There exists the Universal (Function) Approximation Theorem for neural networks ...

montebicyclelo · on July 1, 2024

People throw that proof around all the time; but all it does is show that a neural net is equivalent to a lookup table; and a lookup table with enough memory can approximate any function. It's miles away from explaining how real world, useful, neural nets, like conv-nets, transformers, LSTMs, etc. actually work.

jb1991 · on July 1, 2024

FYI, there are actually many algorithms going back longer than the neural network algorithm that have been proven to be a universal function approximator. Neural networks are certainly not the only and not the first to do so. There are quite a few that are actually much more appropriate for many cases than a neural network.

derangedHorse · on July 1, 2024

What other algorithms can do this and which situations would they be more useful than neural networks?

dontlikeyoueith · on July 2, 2024

The Taylor Series dates to 1715. Fourier Series dates to the 1820s.

Both are universal function approximators and both can be learned via gradient descent.
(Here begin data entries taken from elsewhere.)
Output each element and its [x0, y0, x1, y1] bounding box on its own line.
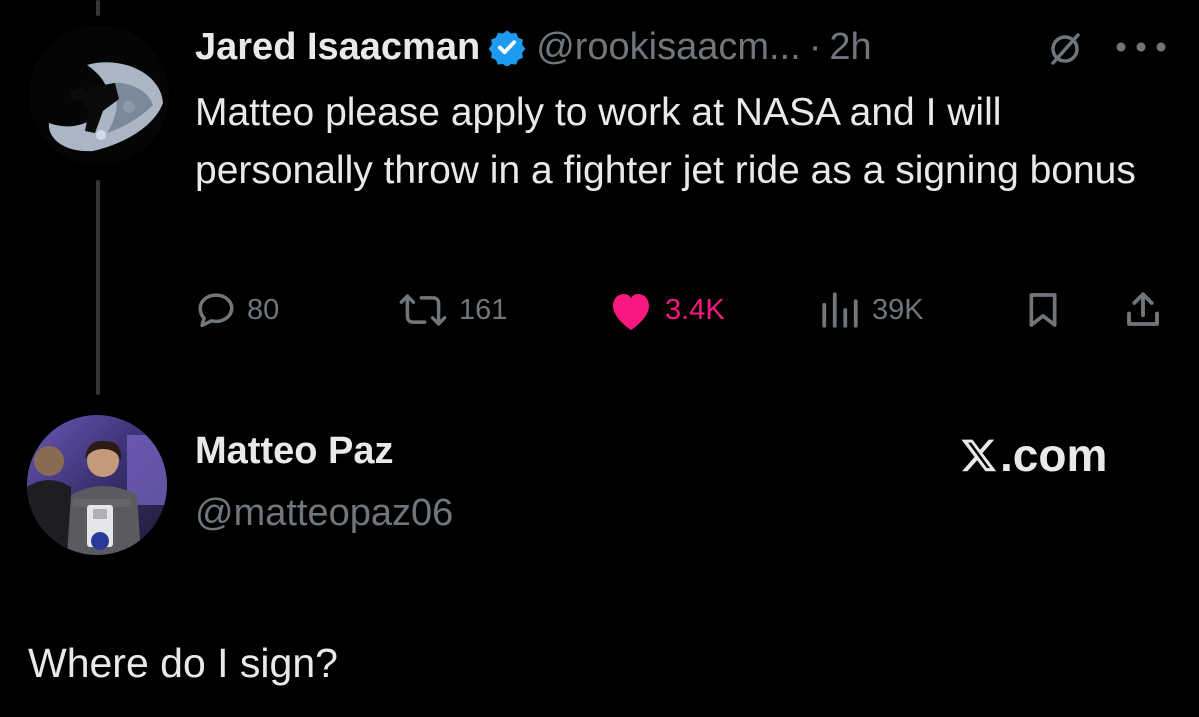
reply-author-avatar[interactable] — [27, 415, 167, 555]
views-count: 39K — [872, 293, 924, 326]
x-logo-icon — [961, 439, 997, 472]
tweet-text: Matteo please apply to work at NASA and … — [195, 91, 1136, 192]
repost-count: 161 — [459, 293, 508, 326]
moon-avatar-image — [29, 25, 169, 165]
thread-connector-line — [96, 180, 100, 395]
reply-author-handle[interactable]: @matteopaz06 — [195, 492, 453, 535]
reply-count: 80 — [247, 293, 280, 326]
share-action[interactable] — [1122, 285, 1164, 335]
reply-action[interactable]: 80 — [195, 285, 279, 335]
like-action[interactable]: 3.4K — [607, 285, 725, 335]
analytics-icon — [822, 292, 858, 328]
xcom-watermark: .com — [960, 428, 1107, 482]
grok-icon[interactable] — [1045, 29, 1085, 69]
bookmark-icon — [1029, 293, 1057, 327]
repost-icon — [399, 294, 447, 326]
reply-author-name[interactable]: Matteo Paz — [195, 430, 393, 473]
repost-action[interactable]: 161 — [397, 285, 507, 335]
reply-icon — [198, 293, 234, 328]
separator-dot: · — [808, 25, 822, 68]
views-action[interactable]: 39K — [818, 285, 924, 335]
author-handle[interactable]: @rookisaacm... — [536, 26, 801, 69]
tweet-timestamp[interactable]: 2h — [829, 26, 871, 69]
bookmark-action[interactable] — [1023, 285, 1063, 335]
heart-icon — [613, 294, 649, 330]
more-icon[interactable] — [1112, 34, 1170, 60]
share-icon — [1127, 292, 1159, 326]
watermark-label: .com — [1000, 429, 1108, 481]
verified-badge-icon — [488, 30, 526, 66]
like-count: 3.4K — [665, 293, 725, 326]
tweet-header: Jared Isaacman @rookisaacm... · 2h — [195, 22, 872, 72]
thread-connector-line-top — [96, 0, 100, 16]
reply-text: Where do I sign? — [28, 640, 338, 686]
photo-avatar-image — [27, 415, 167, 555]
author-avatar[interactable] — [29, 25, 169, 165]
author-name[interactable]: Jared Isaacman — [195, 26, 480, 69]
For the case where the function you want to learn actually is polynomial or periodic (respectively), these are better than neural networks.

camjw · on July 2, 2024

For your interest, Taylor Series are not universal function approximators - the Taylor Series around 0 for

f(x) = e^(-1/x^2) if x != 0 else 0

is identically zero (all partial derivatives are 0 at 0) but the function is clearly not identically zero. So the radius of convergence for this Taylor series is infinite but it only equals the approximated function at one point.

I'm sure there are some conditions you can put on f to make the Taylor Series a UFA but it's been quite a while since I did any real analysis so I have forgotten!

Doesn't detract from the overall point though that there are UFAs that are not neural nets. I should say that I don't know what the precise definition of a UFA really is, but I assume you have to have more than equality at one point.

Horffupolde · on July 2, 2024

Taylor series work on differentiable intervals. You specifically chose a function and interval where this is not true. Of course it will not be a good approximation.

dontlikeyoueith · on July 2, 2024

I'm pretty sure the UFA theorems for neural networks wouldn't apply to that function either: https://en.wikipedia.org/wiki/Universal_approximation_theore...

Generally, they assume the function to be approximated is continuous.

gnyeki · on July 1, 2024

This area is covered by non-parametric statistics more generally. There are many other methods to non-parametrically estimate functions (that satisfy some regularity conditions). Tree-based methods are one family of such methods, and the consensus still seems to be that they perform better than neural networks on tabular data. For example:

https://arxiv.org/abs/2106.03253

jb1991 · on July 1, 2024

https://www.quora.com/Is-there-any-universal-function-approx...

someoneontenet · on July 1, 2024

Newtons Method approximates square roots. Its useful if you want to approximate something like that without pulling in the computational power required of NN.

astrobe_ · on July 1, 2024

I think the problem to solve is more like : given a set of inputs and outputs, find a function that gives the expected output for each input [1]. This is like Newton's method on a higher order ;-). One can find such a tool in Squeak or Pharo Smalltalk, IIRC.

[1] https://stackoverflow.com/questions/1539286/create-a-functio...

jb1991 · on July 2, 2024

By definition, that’s not a “universal“ function approximator.

kristjansson · on July 1, 2024

Newton's method related to universal function approximation in the same way a natural oil seep is related to a modern IC engine...

richrichie · on July 1, 2024

Not any function though. There are restrictions on type of functions "universal" approximation theorem is applicable for. Interestingly, the theorem is about a single layer network. In practice, that does not work as well as having many layers.

visarga · on July 1, 2024

They can model only continuous functions, more specifically any continuous function on compact subsets of ℝⁿ. They can approximate functions to an arbitrary level of accuracy, given sufficient neurons

arketyp · on July 1, 2024

Makes you wonder what is meant by learning...

dekhn · on July 1, 2024

Learning is using observations to create/update a model that makes predictions which are more accurate than chance. At some point the model ends up having generalizability beyond the domain.